La régulation thermique, ou thermorégulation (maintien de la température corporelle à sa valeur optimale), dépend d'une zone du cerveau située dans l'hypothalamus. Quand la température s'abaisse, l'hypothalamus envoie des influx nerveux stimulant l'activité musculaire sous forme d'horripilation (chair de poule) et, surtout, de frissons et de vasoconstriction cutanée (rétrécissement du calibre des vaisseaux sanguins de la peau) pour réduire la perte de chaleur. Quand la température s'élève, l'hypothalamus envoie des influx nerveux stimulant la transpiration et dilatant les vaisseaux sanguins de la peau (vasodilatation), pour accroître la perte de chaleur.
La température du corps peut être affectée ou déréglée par les infections, les affections thyroïdiennes, certaines tumeurs, ou par une trop longue exposition au froid ou à une chaleur excessive.
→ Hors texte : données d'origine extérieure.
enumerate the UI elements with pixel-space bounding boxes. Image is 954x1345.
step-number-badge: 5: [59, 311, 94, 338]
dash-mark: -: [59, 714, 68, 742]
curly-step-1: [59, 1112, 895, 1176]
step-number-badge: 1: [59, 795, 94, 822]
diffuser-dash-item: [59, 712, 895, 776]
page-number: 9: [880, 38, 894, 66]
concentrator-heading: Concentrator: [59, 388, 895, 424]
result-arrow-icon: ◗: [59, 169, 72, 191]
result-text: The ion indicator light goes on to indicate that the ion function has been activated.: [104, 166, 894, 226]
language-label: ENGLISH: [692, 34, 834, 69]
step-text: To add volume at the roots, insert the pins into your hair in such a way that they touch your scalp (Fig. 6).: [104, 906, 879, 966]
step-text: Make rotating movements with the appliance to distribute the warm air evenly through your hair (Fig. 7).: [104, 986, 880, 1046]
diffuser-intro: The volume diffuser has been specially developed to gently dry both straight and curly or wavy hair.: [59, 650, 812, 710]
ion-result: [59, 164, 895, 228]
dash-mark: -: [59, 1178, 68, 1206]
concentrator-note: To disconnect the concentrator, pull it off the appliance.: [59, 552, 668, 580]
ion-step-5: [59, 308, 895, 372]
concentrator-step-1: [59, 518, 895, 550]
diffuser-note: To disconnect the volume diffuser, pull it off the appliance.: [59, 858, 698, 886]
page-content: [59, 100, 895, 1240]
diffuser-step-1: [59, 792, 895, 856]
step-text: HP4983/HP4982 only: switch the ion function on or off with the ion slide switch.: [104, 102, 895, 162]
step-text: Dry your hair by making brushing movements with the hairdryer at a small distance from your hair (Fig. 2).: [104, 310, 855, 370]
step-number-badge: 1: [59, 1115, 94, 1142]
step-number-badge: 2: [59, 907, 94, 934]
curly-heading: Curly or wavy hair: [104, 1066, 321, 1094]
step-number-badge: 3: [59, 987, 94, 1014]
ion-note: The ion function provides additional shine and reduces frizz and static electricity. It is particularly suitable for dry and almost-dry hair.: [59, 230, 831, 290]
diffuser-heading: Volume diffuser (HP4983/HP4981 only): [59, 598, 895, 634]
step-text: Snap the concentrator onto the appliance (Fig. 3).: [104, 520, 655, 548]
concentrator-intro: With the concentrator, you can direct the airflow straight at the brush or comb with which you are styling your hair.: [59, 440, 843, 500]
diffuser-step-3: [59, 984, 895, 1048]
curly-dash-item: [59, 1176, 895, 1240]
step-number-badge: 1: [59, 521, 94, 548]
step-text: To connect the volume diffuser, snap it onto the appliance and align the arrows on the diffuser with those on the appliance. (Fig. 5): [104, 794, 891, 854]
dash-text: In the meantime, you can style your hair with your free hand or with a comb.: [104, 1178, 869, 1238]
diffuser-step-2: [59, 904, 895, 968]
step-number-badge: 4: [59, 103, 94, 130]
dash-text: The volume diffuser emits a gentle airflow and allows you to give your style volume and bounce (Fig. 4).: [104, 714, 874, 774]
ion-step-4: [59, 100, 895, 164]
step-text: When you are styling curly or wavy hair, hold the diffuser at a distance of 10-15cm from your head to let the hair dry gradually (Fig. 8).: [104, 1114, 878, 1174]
Ces différents facteurs se traduisent, selon les cas, par une fièvre, par une hypothermie ou par une hyperthermie maligne.
La variation de la température, relevée quotidiennement à heure fixe et matérialisée sous la forme d'une courbe thermique, ou courbe de température, permet de surveiller l'évolution de certaines maladies infectieuses. En gynécologie, la courbe de température peut aider à repérer la période de l'ovulation, donc à connaître la période de fécondité d'une femme.
Voir : fièvre, hyperthermie, hypothermie, méthode Ogino-Knaus.